8.4 Note de l'auteur
8.4

Akira Kosemura - Love IsOn réalise les qualités d’un compositeur quel qu’il soit à sa capacité à fournir des œuvres mineures susceptibles de se hisser à la hauteur de ses meilleurs travaux. C’est ce qui saute aux oreilles à l’écoute de ce Love Is d’Akira Kosemura qui compile 39 pièces instrumentales composées pour illustrer la série américaine (inconnue ici, me semble-t-il) Love Is diffusée sur OWN, la chaîne de télévision de l’animatrice Oprah Winfrey : la musique est sublime, touchante, cristalline. Contrairement à nos habitudes en la matière, on n’a pas regardé une seule seconde du matériau originel (la série donc) à l’exception de deux trailers qui présentent un univers sentimental et adolescent, moderne et vaguement sensuel. Difficile ainsi de situer les compositions du Japonais dans leur contexte ou d’apprécier si, oui ou non, il a réussi à faire le boulot d’illustration sonore pour lequel il a (espérons-le) été rémunéré grassement.

Le CD nous laisse toutefois avec la sensation immédiate qu’il se passe quelque chose sur chaque note de piano, que Kosemura, non content d’illustrer ou faire des gammes, dépose sur chaque pression du doigt sur l’ivoire, une émotion, en offrande pour l’auditeur. Les pièces sont brèves (rarement plus d’une minute) mais limpides, alignées comme les petits cailloux d’un jardin zen, les gouttes d’eau qui ruissèlent le long d’une vitre ou les pétales en corolle d’une fleur des prés. Kosemura sculpte au piano depuis des matériaux bruts et naturels : le bois, le vent, l’eau, plus rarement le feu. Le ton est mélancolique, triste, bucolique ou étrangement solaire. L’ensemble est guidé par des montées émotionnelles, un rougissement des joues (plage 2), l’arrivée d’une chaleur au bout du nez ou des doigts. On peut s’amuser sur chaque plage à ressentir la situation, à inventer ce à quoi elle correspond et sentir, comme par magie, l’effet qu’elle produit sur notre corps.

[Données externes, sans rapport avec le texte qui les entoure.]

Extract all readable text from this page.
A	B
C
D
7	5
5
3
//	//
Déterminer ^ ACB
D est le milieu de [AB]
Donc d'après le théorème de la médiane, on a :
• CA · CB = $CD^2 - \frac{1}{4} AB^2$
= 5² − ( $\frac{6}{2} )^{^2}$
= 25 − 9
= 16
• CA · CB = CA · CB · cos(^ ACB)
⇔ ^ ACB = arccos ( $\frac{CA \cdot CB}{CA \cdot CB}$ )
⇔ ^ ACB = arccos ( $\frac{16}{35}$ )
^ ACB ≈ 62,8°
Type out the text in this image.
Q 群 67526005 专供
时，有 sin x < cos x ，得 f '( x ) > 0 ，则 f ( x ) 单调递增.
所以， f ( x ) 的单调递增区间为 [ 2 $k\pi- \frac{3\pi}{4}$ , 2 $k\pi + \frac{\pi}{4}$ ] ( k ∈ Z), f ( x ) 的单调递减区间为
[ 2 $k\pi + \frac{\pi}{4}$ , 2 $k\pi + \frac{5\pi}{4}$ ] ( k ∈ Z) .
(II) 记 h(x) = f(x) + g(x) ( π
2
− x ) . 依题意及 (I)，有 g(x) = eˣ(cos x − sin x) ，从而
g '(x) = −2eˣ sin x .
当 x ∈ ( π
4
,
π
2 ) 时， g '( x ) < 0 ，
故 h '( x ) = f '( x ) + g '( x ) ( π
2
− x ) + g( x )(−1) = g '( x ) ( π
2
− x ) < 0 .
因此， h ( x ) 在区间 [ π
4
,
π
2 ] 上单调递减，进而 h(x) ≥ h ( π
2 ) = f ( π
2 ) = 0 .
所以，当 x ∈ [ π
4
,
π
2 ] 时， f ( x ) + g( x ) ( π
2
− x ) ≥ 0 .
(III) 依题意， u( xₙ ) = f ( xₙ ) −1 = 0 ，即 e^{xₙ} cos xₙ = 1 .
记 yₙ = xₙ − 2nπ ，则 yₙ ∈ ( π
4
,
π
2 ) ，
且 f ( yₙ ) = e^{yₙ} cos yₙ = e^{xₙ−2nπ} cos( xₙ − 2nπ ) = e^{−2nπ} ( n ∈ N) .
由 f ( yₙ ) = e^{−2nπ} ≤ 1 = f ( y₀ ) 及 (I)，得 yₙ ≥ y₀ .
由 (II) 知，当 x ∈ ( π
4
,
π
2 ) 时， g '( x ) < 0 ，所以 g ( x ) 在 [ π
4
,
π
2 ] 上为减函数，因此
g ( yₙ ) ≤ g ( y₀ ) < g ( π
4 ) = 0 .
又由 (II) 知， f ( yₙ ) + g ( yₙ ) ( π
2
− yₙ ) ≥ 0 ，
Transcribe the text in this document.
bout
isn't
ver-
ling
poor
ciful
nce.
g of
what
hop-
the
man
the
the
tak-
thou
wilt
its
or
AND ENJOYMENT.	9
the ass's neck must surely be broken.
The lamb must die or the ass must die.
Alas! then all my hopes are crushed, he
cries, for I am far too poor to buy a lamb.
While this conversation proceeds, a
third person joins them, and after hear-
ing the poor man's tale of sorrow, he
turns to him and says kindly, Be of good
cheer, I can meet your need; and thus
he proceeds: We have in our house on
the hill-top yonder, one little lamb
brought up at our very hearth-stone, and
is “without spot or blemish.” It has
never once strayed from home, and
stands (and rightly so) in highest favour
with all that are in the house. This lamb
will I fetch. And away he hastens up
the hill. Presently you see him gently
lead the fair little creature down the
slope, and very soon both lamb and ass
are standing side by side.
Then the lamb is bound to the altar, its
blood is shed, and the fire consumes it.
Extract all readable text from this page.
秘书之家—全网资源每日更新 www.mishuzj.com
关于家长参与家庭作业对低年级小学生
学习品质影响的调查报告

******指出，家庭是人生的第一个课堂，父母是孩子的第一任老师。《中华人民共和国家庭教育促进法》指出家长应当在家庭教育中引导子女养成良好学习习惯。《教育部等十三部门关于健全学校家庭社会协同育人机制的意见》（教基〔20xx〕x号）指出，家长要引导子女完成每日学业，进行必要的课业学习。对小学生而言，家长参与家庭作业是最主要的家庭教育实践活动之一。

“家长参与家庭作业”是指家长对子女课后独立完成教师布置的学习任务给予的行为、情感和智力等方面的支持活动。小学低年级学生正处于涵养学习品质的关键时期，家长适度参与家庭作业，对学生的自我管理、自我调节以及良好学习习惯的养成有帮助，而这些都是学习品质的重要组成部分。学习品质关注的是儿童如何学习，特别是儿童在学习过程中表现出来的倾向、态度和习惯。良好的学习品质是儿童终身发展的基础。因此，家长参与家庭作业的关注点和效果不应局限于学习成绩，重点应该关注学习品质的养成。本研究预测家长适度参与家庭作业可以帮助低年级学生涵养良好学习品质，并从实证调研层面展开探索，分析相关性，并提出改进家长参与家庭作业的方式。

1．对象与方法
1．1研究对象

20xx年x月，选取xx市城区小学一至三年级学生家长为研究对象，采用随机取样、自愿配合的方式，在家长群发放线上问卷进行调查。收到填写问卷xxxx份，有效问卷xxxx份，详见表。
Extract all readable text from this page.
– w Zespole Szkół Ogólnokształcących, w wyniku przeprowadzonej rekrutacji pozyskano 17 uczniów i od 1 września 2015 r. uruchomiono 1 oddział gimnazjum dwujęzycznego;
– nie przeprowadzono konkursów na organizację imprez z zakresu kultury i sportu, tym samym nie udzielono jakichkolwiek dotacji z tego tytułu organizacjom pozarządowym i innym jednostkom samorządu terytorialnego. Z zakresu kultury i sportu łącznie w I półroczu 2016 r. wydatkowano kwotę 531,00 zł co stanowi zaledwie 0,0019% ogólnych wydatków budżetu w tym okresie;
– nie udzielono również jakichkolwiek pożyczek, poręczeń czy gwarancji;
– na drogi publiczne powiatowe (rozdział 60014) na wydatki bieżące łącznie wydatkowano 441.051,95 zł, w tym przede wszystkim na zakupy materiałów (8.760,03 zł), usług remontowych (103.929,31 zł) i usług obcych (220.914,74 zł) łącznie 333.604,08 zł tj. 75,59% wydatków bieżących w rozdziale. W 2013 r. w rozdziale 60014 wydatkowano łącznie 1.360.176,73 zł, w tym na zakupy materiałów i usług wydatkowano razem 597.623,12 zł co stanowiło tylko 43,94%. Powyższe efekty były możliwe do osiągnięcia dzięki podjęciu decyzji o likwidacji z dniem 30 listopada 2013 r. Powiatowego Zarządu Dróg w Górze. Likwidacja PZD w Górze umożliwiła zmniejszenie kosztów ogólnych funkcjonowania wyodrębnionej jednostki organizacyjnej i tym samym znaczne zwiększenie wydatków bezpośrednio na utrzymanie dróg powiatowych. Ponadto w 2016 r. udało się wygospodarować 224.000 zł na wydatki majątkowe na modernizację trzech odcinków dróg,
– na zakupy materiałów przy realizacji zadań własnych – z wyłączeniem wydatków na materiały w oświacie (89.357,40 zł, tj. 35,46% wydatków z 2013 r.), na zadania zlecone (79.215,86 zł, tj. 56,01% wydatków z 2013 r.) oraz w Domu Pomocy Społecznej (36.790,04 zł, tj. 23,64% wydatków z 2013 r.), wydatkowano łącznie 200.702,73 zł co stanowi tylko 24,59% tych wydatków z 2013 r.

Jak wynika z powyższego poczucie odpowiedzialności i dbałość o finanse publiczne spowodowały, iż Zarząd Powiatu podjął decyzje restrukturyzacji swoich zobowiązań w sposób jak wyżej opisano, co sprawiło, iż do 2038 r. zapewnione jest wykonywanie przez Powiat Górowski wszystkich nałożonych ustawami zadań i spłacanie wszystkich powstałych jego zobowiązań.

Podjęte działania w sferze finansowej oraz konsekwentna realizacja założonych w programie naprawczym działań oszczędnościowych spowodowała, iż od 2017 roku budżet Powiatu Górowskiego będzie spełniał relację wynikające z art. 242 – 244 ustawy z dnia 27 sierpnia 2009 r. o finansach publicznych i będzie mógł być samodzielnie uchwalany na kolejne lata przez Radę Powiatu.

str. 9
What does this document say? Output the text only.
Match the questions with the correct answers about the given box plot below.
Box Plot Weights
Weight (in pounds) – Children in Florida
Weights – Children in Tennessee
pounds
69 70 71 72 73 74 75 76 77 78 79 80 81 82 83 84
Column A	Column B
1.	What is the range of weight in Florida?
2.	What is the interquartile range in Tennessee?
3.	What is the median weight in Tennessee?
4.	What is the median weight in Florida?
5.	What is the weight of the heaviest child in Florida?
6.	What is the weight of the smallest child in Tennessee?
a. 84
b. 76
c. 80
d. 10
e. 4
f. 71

Les compositions de Kosemura sont souvent légères, divertissantes, cristallines. Elles ne portent sur elles aucune violence, aucun changement brutal de gamme ou de tempo. Tout est progression et harmonie, épure et ascèse. Cela ne veut pas dire qu’on s’ennuie ou qu’on vit sur une autre planète : le panel de ce que cette musique provoque sur nous en termes d’émotions est vaste. On voyage (plage 4), on rit, on pleure, on s’enchante, on tremble.

On pourrait écrire longtemps sur ce disque et poursuivre ainsi la description des suggestions qu’il nous souffle au creux de l’oreille. C’est un disque qui appelle des résolutions, un changement de nos habitudes, une attention prononcée aux sons mais aussi aux êtres humains ; un disque qui est à la fois un disque de musique mais, comme à chaque fois ou presque avec Kosemura, un disque de haute philosophie, un disque qui en remontre à la vie et véhicule des questionnements existentiels, une invitation tacite à se délester et à respirer à pleins poumons. Écouter ce disque dans les circonstances actuelles est quasiment une œuvre de salut public, un moyen de réconfort d’une efficacité redoutable. Il ne faut pas s’en priver.